A List of Cages by Robin Roe

{Before getting into this review too deeply and forgetting about it eventually, I want to thank Robin Roe for her book with it’s message about friendship and the power of kindness. Thank you, Robin.}

What it is about- Adam and Julian, Julian and Adam. A fifth-grader and a second-grade-kindergartener as reading partners. When Adam hears about it, he still isn’t sure if it’s going to be fun or not really so, but then he get’s to know Julian.

“The boy assigned to me – Julian – looked like and anime character, with too much shiny black hair that fell just short of his enormous round eyes.”

Julian, the second-grader that has to take reading practice along with the kindergarteners,

“‘If you are a second grader, then why are you here?’ I asked. ‘I have dyslexia,’ he said. ‘I’m in Reading Improvement.'”

and Julian the most talented singer, the one that draws the best pictures. Julian, the happy kid.

“I can’t remember what Julian sang, but he was good. Not just little-kid-good, but really good.”

The two drift apart and find back together at a time in which too much has changed. There is no Julian, the happy kid.

“When he looked up, his enormous eyes were like glass, something reflective instead of animated. ‘Julian?’ I said.”

And they drift apart again only to find back to each other another time. That’s where the story begins.

“‘Julian?’ I spin around. And the moment seems to slow. […] He breaks into a grin. I glance around to find who he’s smiling at, but no-one is there. ‘It’ me,’ he says. ‘Adam.’

Adam’s and Julian’s, Julian’s and Adam’s. A friendship that is meant to be, but hard to accomplish. When Adam wants to help, Julian pushes him away as far as he can, refusing help that is desperately needed.

“I panic. ‘W-who are you calling?’ ‘The police.’ ‘No, don’t!’ I plead. […] ‘Please.’ He takes a deep breath. ‘Okay. Okay.'”

But their story grows and shows the power of kindness, of friendship, even in moments where there should not be hope or the slightest possibility of healing. While talking of loss and immense pain, Adam and Julian show, that there is always a way to work life out, taking it however it may come.

Why I picked this book up- I received this book as my February book of the month in my Bookish Box. Actually I didn’t plan on picking it up so soon, but after I had read Adam’s short review on it, I couldn’t help myself. I started reading it an hour later. About forty eight hours later I sat in my room crying, the book opened on it’s last page. And people, I want you to know that I have been in a reading slump since finishing the hours by Michael Cunningham a whole month ago. Yes, the book was that good. Buuuut, it’s time for my opinion only now.

How I liked it- This book and it’s message mean far too much to me. Kindness is a value I respect more than almost any other. Kindness has power just like hate does.

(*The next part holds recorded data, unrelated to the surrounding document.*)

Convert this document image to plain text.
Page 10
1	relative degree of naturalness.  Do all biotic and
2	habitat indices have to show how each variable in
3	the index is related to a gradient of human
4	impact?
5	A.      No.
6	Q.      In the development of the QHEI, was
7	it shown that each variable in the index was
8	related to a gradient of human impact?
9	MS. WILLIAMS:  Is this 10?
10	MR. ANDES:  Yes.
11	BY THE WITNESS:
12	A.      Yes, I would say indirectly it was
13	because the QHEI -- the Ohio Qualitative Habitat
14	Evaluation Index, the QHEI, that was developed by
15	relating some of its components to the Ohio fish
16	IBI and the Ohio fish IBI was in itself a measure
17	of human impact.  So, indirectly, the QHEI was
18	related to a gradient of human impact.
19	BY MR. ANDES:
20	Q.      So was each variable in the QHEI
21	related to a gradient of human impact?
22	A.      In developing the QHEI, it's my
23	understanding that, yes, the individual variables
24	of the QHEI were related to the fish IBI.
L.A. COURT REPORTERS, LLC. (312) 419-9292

“Hate ricochets, but kindness does too.”

It did so much to me. I will never, never be able to feel how Julian felt, because little have I lost compared to what he has suffered through, but I can understand now. I understand as much as a person who did not live through it can and the loss of a person is something we all have experienced.

“It’s strange how many ways there are to miss someone. You miss the things they did and who they were, but you also miss who you were to them. The way everything you said and did was beautiful or entertaining or important. How much you mattered.”

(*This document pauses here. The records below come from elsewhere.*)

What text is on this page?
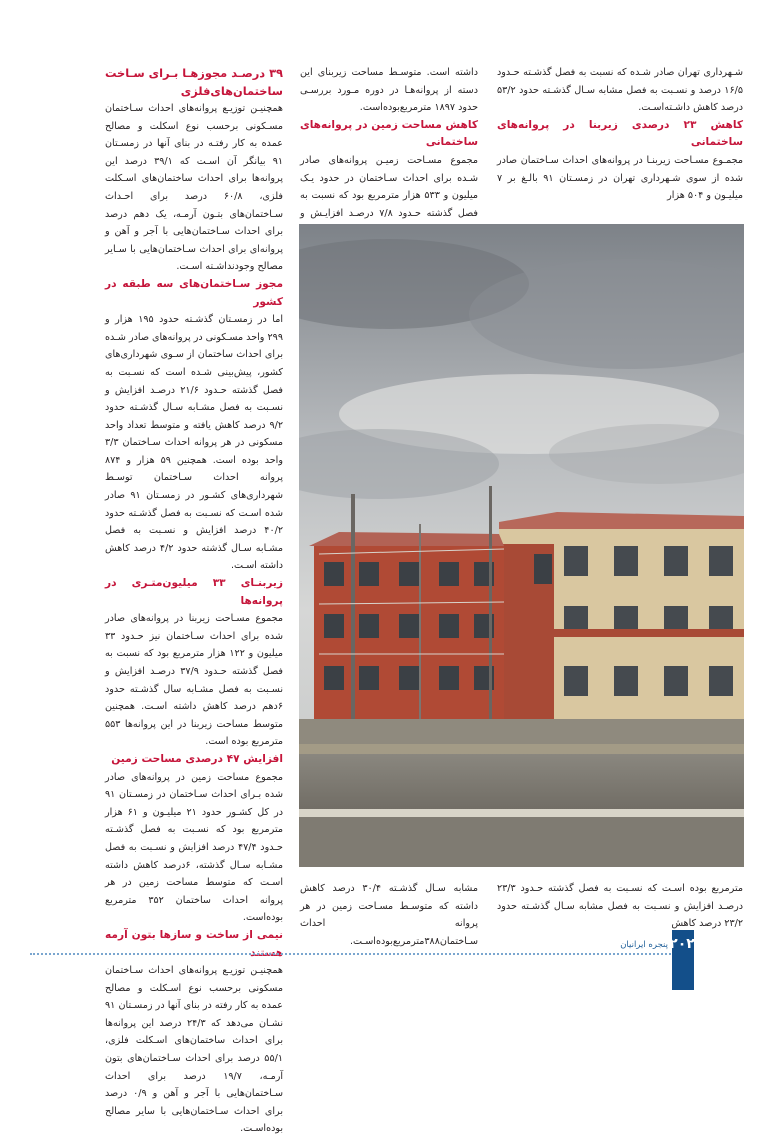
شـهرداری تهران صادر شـده که نسبت به فصل گذشـته حـدود ۱۶/۵ درصد و نسـبت به فصل مشابه سـال گذشـته حدود ۵۳/۲ درصد کاهش داشـته‌اسـت.

کاهش ۲۳ درصدی زیربنا در پروانه‌های ساختمانی

مجمـوع مسـاحت زیربنـا در پروانه‌های احداث سـاختمان صادر شده از سوی شـهرداری تهران در زمسـتان ۹۱ بالـغ بر ۷ میلیـون و ۵۰۴ هزار

داشته است. متوسـط مساحت زیربنای این دسته از پروانه‌هـا در دوره مـورد بررسـی حدود ۱۸۹۷ مترمربع‌بوده‌است.

کاهش مساحت زمین در پروانه‌های ساختمانی

مجموع مسـاحت زمیـن پروانه‌های صادر شـده برای احداث سـاختمان در حدود یـک میلیون و ۵۳۳ هزار مترمربع بود که نسبت به فصل گذشته حـدود ۷/۸ درصـد افزایـش و

۳۹ درصـد مجوزهـا بـرای سـاخت ساختمان‌های‌فلزی

همچنیـن توزیـع پروانه‌های احداث سـاختمان مسـکونی برحسب نوع اسکلت و مصالح عمده به کار رفتـه در بنای آنها در زمسـتان ۹۱ بیانگر آن اسـت که ۳۹/۱ درصد این پروانه‌ها برای احداث ساختمان‌های اسـکلت فلزی، ۶۰/۸ درصد برای احـداث سـاختمان‌های بتـون آرمـه، یک دهم درصد برای احداث سـاختمان‌هایی با آجر و آهن و پروانه‌ای برای احداث سـاختمان‌هایی با سـایر مصالح وجودنداشـته اسـت.

مجوز سـاختمان‌های سه طبقه در کشور

اما در زمسـتان گذشـته حدود ۱۹۵ هزار و ۲۹۹ واحد مسـکونی در پروانه‌های صادر شـده برای احداث ساختمان از سـوی شهرداری‌های کشور، پیش‌بینی شـده است که نسـبت به فصل گذشته حـدود ۲۱/۶ درصـد افزایش و نسـبت به فصل مشـابه سـال گذشـته حدود ۹/۲ درصد کاهش یافته و متوسط تعداد واحد مسکونی در هر پروانه احداث سـاختمان ۳/۳ واحد بوده است. همچنین ۵۹ هزار و ۸۷۴ پروانه احداث سـاختمان توسـط شهرداری‌های کشـور در زمسـتان ۹۱ صادر شده اسـت که نسـبت به فصل گذشـته حدود ۴۰/۲ درصد افزایش و نسـبت به فصل مشـابه سـال گذشته حدود ۴/۲ درصد کاهش داشته اسـت.

زیربنـای ۳۳ میلیون‌متـری در پروانه‌ها

مجموع مسـاحت زیربنا در پروانه‌های صادر شده برای احداث سـاختمان نیز حـدود ۳۳ میلیون و ۱۲۲ هزار مترمربع بود که نسبت به فصل گذشته حـدود ۳۷/۹ درصـد افزایش و نسـبت به فصل مشـابه سال گذشـته حدود ۶دهم درصد کاهش داشته اسـت. همچنین متوسط مساحت زیربنا در این پروانه‌ها ۵۵۳ مترمربع بوده است.

افزایش ۴۷ درصدی مساحت زمین

مجموع مساحت زمین در پروانه‌های صادر شده بـرای احداث سـاختمان در زمسـتان ۹۱ در کل کشـور حدود ۲۱ میلیـون و ۶۱ هزار مترمربع بود که نسـبت به فصل گذشـته حـدود ۴۷/۴ درصد افزایش و نسـبت به فصل مشـابه سـال گذشته، ۶درصد کاهش داشته اسـت که متوسط مساحت زمین در هر پروانه احداث ساختمان ۳۵۲ مترمربع بوده‌است.

نیمی از ساخت و سازها بتون آرمه هستند

همچنیـن توزیـع پروانه‌های احداث سـاختمان مسکونی برحسب نوع اسـکلت و مصالح عمده به کار رفته در بنای آنها در زمسـتان ۹۱ نشـان می‌دهد که ۲۴/۳ درصد این پروانه‌ها برای احداث ساختمان‌های اسـکلت فلزی، ۵۵/۱ درصد برای احداث سـاختمان‌های بتون آرمـه، ۱۹/۷ درصد برای احداث سـاختمان‌هایی با آجر و آهن و ۰/۹ درصد برای احداث سـاختمان‌هایی با سایر مصالح بوده‌اسـت.

مترمربع بوده اسـت که نسـبت به فصل گذشته حـدود ۲۳/۳ درصـد افزایش و نسـبت به فصل مشابه سـال گذشـته حدود ۲۳/۲ درصد کاهش

مشابه سـال گذشـته ۳۰/۴ درصد کاهش داشته که متوسـط مسـاحت زمین در هر پروانه احداث سـاختمان۳۸۸مترمربع‌بوده‌اسـت.	پنجره ایرانیان ۲۰۲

Especially this quote makes me remember a special member of my family that has passed away when I was only five. Five, an age that you can already, but far from enough, remember. I am said to look like him, be like him. I am said to have his eyes and hair and humor and music talent. It is more than just sad knowing that you shared so much with someone you barely had the chance to get to know. But I know, he would be so proud of me and that is everything one needs. 

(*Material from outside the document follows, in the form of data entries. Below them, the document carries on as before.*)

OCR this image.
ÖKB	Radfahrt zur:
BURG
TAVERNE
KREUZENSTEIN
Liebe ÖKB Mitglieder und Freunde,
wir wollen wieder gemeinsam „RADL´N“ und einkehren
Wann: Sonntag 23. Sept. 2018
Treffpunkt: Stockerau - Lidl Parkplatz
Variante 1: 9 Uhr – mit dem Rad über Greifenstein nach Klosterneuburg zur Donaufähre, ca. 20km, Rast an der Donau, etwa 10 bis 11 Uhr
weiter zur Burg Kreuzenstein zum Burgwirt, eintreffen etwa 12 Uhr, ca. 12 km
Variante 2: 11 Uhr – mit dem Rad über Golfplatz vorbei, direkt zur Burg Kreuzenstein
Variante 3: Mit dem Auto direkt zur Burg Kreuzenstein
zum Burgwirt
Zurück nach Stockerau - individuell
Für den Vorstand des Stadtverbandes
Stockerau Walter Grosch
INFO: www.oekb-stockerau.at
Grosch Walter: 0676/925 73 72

Even under the message this book can put in an appearance. And a good one it is. With a simple and easy-to-get-into writing style Robin Roe tells the story that is other than the writing a lot more difficult on every level. The characters, to get to them are all their own individuals and there are a lot of them. A lot. There is none of them taken less care of than another one. They have their very own opinions, strong opinions and that’s a good thing. Another thing about this book is that it is so fast paced you probably have to calm yourself down. Fast readers will most likely read it in one sitting, but let me tell you, A List of Cages deserves more than a few hours of your time. It deserves all your time and after and even while reading you should set it down for a moment now and then to think, just do it and thank me afterwards.

To come to and end, this book is a book for everyone. Adults just as teens, as it’s a young adult novel, but it’s far more than that, so don’t let that make you shy away from picking it up. But above all it is a book to talk about. A book to one’s characters should look up. And I wish it all the luck on the big bad book market. It deserves to be admired, read, hugged and loved. Just as it deserves to be presented from one person to another, not obligatory for a birthday or another yearly festive, but just like that. Out of kindness, because this is what it is supposed to teach. The Power of Kindness.